Q: Any areas in energy you would avoid at this point?
A: I would be concerned about coal, not because it isn't a great resource or that it hasn't a good future. But I would be concerned about it because it is like the automobile industry: It has problems with labor and health-care costs.
The oil-service companies for the next year or two will enjoy great prosperity, but the question is how much of that is already factored into the share prices. The big names there would be Halliburton, Schlumberger, Baker Hughes and rig companies such as Transocean and Global Santa Fe.

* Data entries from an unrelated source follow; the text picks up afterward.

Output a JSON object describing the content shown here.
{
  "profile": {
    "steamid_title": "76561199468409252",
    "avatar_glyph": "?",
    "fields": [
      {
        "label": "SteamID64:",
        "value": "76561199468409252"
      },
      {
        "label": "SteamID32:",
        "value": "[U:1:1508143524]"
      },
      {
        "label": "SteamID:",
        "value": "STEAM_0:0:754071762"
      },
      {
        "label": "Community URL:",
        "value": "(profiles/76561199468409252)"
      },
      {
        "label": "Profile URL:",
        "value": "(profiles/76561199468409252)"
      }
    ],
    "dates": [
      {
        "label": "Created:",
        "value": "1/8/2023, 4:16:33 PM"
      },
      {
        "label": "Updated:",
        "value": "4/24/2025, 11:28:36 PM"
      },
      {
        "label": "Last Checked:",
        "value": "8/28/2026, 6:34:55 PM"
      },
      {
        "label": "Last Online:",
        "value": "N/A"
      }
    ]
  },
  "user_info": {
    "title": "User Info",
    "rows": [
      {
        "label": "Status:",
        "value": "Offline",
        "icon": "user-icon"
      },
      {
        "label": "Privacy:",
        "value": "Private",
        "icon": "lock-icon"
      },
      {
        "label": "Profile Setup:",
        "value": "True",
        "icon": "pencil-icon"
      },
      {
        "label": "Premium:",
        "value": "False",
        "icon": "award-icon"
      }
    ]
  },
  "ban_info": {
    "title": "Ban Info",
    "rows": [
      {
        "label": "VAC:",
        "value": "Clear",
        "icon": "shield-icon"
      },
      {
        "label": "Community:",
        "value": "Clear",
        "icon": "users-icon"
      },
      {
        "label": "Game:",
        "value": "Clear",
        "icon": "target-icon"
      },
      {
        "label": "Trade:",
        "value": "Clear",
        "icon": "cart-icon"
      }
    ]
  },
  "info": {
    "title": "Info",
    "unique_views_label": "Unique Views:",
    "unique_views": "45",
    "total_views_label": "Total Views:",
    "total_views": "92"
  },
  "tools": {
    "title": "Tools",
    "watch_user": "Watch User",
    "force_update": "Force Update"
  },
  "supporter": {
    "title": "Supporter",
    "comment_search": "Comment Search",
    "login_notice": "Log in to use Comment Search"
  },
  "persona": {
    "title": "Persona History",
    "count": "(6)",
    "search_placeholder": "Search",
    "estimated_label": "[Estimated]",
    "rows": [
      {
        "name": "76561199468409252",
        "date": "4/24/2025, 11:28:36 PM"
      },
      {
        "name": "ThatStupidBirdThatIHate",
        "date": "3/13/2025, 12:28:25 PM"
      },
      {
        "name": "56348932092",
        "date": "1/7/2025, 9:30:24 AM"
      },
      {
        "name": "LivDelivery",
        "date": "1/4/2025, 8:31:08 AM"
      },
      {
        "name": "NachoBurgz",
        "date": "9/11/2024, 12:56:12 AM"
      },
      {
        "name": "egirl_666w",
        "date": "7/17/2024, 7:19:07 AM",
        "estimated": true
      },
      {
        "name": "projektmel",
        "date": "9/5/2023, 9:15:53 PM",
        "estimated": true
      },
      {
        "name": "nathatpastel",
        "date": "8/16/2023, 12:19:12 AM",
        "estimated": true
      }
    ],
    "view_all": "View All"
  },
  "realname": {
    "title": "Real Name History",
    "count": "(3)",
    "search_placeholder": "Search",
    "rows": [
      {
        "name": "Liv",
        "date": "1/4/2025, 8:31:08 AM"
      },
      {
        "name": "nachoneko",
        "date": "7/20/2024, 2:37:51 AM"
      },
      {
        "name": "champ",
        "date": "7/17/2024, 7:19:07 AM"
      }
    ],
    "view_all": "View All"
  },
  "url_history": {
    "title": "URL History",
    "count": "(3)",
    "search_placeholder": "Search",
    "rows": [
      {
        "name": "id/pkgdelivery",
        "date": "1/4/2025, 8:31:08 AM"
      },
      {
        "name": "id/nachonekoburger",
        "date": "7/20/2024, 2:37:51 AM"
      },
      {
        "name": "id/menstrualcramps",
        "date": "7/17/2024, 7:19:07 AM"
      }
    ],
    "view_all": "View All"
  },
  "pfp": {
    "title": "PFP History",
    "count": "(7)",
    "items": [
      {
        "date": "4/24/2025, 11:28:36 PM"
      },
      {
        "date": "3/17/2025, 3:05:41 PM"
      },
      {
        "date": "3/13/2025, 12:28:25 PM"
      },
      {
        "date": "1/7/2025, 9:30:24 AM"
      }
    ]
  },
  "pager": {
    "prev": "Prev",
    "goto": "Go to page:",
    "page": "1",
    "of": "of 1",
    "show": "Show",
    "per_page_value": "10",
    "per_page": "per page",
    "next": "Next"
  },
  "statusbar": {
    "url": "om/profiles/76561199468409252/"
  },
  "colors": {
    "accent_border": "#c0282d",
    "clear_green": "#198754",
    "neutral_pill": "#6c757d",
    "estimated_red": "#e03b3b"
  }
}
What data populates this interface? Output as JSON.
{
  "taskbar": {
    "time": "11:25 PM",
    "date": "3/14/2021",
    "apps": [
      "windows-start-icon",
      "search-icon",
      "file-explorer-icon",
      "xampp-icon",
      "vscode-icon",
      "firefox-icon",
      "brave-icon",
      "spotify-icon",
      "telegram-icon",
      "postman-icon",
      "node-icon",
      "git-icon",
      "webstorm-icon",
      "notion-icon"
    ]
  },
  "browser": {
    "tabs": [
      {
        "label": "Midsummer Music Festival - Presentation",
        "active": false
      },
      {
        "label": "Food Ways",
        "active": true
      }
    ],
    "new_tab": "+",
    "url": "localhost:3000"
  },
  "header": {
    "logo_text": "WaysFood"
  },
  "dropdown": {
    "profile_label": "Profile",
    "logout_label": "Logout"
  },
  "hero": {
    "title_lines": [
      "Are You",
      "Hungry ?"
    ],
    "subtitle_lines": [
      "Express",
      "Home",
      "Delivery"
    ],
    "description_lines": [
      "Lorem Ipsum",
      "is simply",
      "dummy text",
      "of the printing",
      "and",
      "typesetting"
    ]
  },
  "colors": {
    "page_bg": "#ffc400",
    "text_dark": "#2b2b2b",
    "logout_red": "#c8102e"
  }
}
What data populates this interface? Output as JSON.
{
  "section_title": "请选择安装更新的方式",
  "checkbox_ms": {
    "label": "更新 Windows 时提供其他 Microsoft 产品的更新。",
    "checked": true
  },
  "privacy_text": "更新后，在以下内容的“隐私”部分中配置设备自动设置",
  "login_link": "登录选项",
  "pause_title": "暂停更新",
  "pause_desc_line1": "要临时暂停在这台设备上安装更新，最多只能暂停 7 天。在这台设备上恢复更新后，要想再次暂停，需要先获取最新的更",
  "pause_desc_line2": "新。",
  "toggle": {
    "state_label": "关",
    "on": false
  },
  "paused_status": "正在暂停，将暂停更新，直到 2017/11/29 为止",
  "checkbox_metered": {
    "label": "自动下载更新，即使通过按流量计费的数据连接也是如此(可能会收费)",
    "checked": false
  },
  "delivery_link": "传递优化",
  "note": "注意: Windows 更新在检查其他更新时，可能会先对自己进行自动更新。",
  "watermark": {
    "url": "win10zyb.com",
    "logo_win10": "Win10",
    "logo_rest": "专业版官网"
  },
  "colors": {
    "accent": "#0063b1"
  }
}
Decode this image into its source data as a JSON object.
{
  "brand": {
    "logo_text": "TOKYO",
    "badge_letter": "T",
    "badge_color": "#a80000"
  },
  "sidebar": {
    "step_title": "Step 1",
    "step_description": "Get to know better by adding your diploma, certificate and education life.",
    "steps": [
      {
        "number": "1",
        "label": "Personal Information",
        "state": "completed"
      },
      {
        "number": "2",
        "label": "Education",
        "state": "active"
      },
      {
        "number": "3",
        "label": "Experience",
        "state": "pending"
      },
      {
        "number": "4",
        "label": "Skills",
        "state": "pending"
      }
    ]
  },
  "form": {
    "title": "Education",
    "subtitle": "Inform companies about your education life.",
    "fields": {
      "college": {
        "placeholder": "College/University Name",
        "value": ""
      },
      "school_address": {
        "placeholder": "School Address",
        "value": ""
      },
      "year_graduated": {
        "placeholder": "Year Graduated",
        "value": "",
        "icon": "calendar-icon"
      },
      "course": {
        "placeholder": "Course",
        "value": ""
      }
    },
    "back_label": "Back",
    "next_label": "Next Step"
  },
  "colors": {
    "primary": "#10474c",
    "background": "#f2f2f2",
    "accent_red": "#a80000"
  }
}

Q: What are some of your best ideas?
A: PTT Public, the national oil company of Thailand, is both a reasonable value and a great exposure to a growing area. We like Santos, a big Australian company with a lot of very interesting exploration plays around the world, including the Gulf of Mexico. Pogo Producing is one of the few E&P companies whose share price has underperformed the sector. It announced some disappointing results and low reserve-replacement and took a rather contrarian position in deciding to cut back on their drilling and development projects because prices were up so high. But it's got some great assets and, at $45 a share or so, it is a great value. I should also call attention to a very interesting well being drilled in the Gulf of Mexico called the Blackbeard Well. It was put together by Newfield Exploration. BP and ExxonMobil will carry the development. This is the deepest well ever drilled in the Gulf of Mexico. The well is targeted at 32,000 feet and it will take a $100 million to drill it. They are testing the idea that there are some tertiary rocks under the existing production in the shallow waters of the Gulf of Mexico. It will take about a year to drill, but if they find something it could be wonderful. This was interesting because Newfield was able to farm this out to Exxon and BP. It's not easy for a company to persuade some of the majors to drill a well for $100 million and carry you as Newfield has done.
Q: So you're recommending Newfield?
A: It is a fine company. It is not grossly undervalued, but it has quality operations, much as EnCana and Noble do. If you want to own the sector, you want to be involved there. The founder of Newfield is Joe Foster, who had been with Tenneco as the head of its oil and gas operations until 1988, when it sold its E&P business for $5 billion and he was out of a job at 54. He started Newfield with $9 million and now it is a $4.7 billion company.